There are many techniques in farming that cater to the different growing conditions that farmers have to deal with. For example, there’s the use of natural inputs to produce healthy and chemical free food. For Rafael Lardizabal Pagaling, founder and owner of Zennor Hydroponics Farm in Palauig, Zambales, the niche for him was soilless farming. 

“In April 2015, we bought a plot in Zambales that was supposedly to be put up as a private kindergarten school. But we ended up farming instead. We planted hundreds of dorset mangoes, rice, vegetables, as well as [raising] some chickens and a carabao,” Pagaling said. However, his interest in farming has diverted from the conventional way when he became inspired with the European way of growing food.

Rafael Lardizabal Pagaling travelled to different countries to learn about hydroponic farming systems.

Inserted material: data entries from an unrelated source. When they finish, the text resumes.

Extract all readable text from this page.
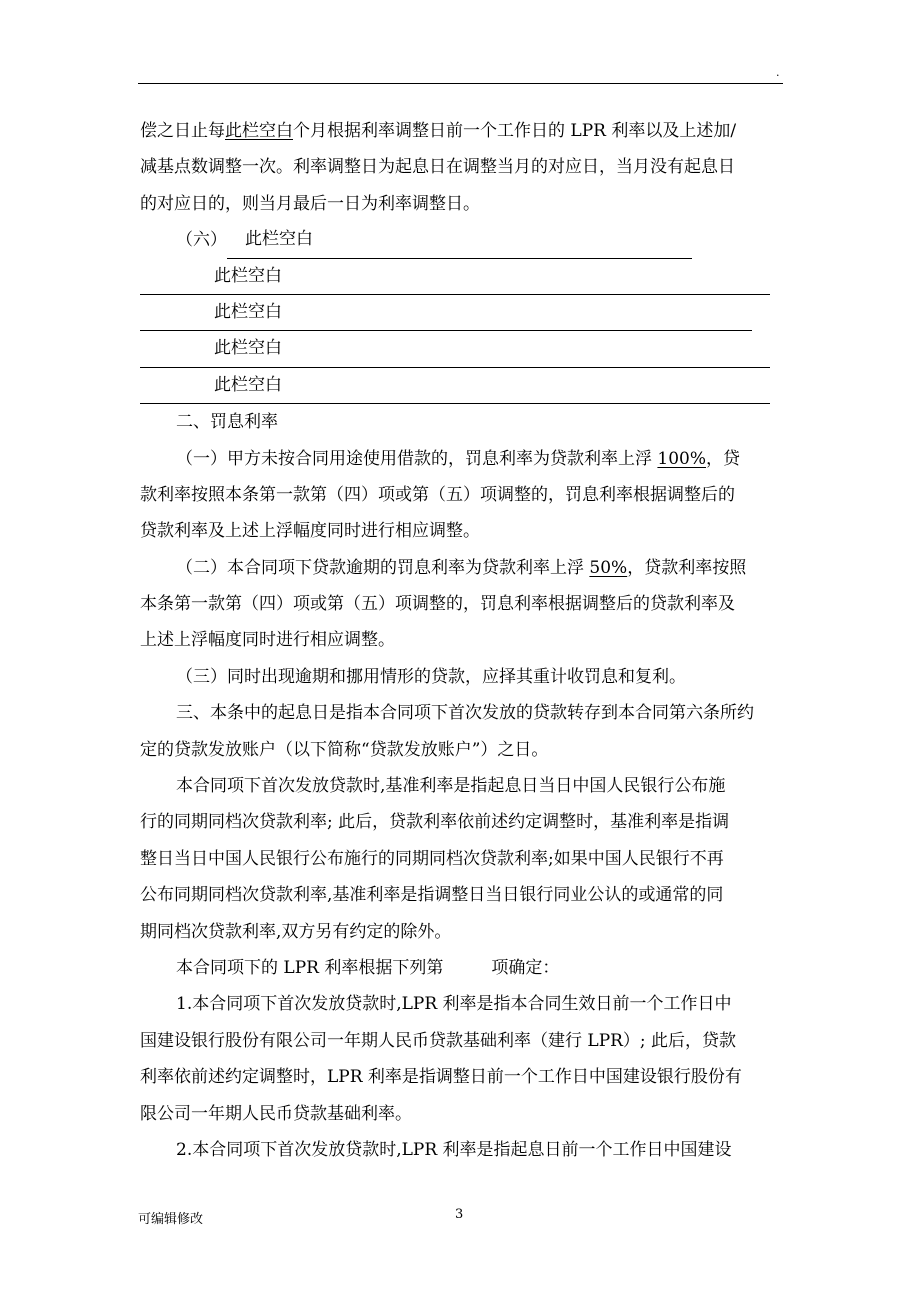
.
偿之日止每此栏空白个月根据利率调整日前一个工作日的 LPR 利率以及上述加/
减基点数调整一次。利率调整日为起息日在调整当月的对应日，当月没有起息日
的对应日的，则当月最后一日为利率调整日。
（六）	此栏空白
此栏空白
此栏空白
此栏空白
此栏空白
二、罚息利率
（一）甲方未按合同用途使用借款的，罚息利率为贷款利率上浮 100%，贷
款利率按照本条第一款第（四）项或第（五）项调整的，罚息利率根据调整后的
贷款利率及上述上浮幅度同时进行相应调整。
（二）本合同项下贷款逾期的罚息利率为贷款利率上浮 50%，贷款利率按照
本条第一款第（四）项或第（五）项调整的，罚息利率根据调整后的贷款利率及
上述上浮幅度同时进行相应调整。
（三）同时出现逾期和挪用情形的贷款，应择其重计收罚息和复利。
三、本条中的起息日是指本合同项下首次发放的贷款转存到本合同第六条所约
定的贷款发放账户（以下简称“贷款发放账户”）之日。
本合同项下首次发放贷款时,基准利率是指起息日当日中国人民银行公布施
行的同期同档次贷款利率; 此后，贷款利率依前述约定调整时，基准利率是指调
整日当日中国人民银行公布施行的同期同档次贷款利率;如果中国人民银行不再
公布同期同档次贷款利率,基准利率是指调整日当日银行同业公认的或通常的同
期同档次贷款利率,双方另有约定的除外。
本合同项下的 LPR 利率根据下列第	项确定：
1.本合同项下首次发放贷款时,LPR 利率是指本合同生效日前一个工作日中
国建设银行股份有限公司一年期人民币贷款基础利率（建行 LPR）; 此后，贷款
利率依前述约定调整时，LPR 利率是指调整日前一个工作日中国建设银行股份有
限公司一年期人民币贷款基础利率。
2.本合同项下首次发放贷款时,LPR 利率是指起息日前一个工作日中国建设
可编辑修改	3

Over the course of 2015, Pagaling visited different farms with David Robert Parsons, a British national, in the United Kingdom and other countries in Europe where he learned as much as he could from other farmers. By the end of the year, he met Marilou Stromgren, a Filipina nurse based in Zambales at the time. 

“She introduced me to an Italian who we decided to call Mr. Pino. He was working in Indonesia as a hydroponics consultant and installer. We exchanged ideas and some of the knowledge that I gained during my travels,” Pagaling said. By 2016, Pagaling began hydroponics farming and he asked his three brothers, Rene, Michael, and Jonathan to help start building a greenhouse measuring 12 by 14 feet that can hold 700 green leafy vegetables and 72 fruit-bearing vegetables.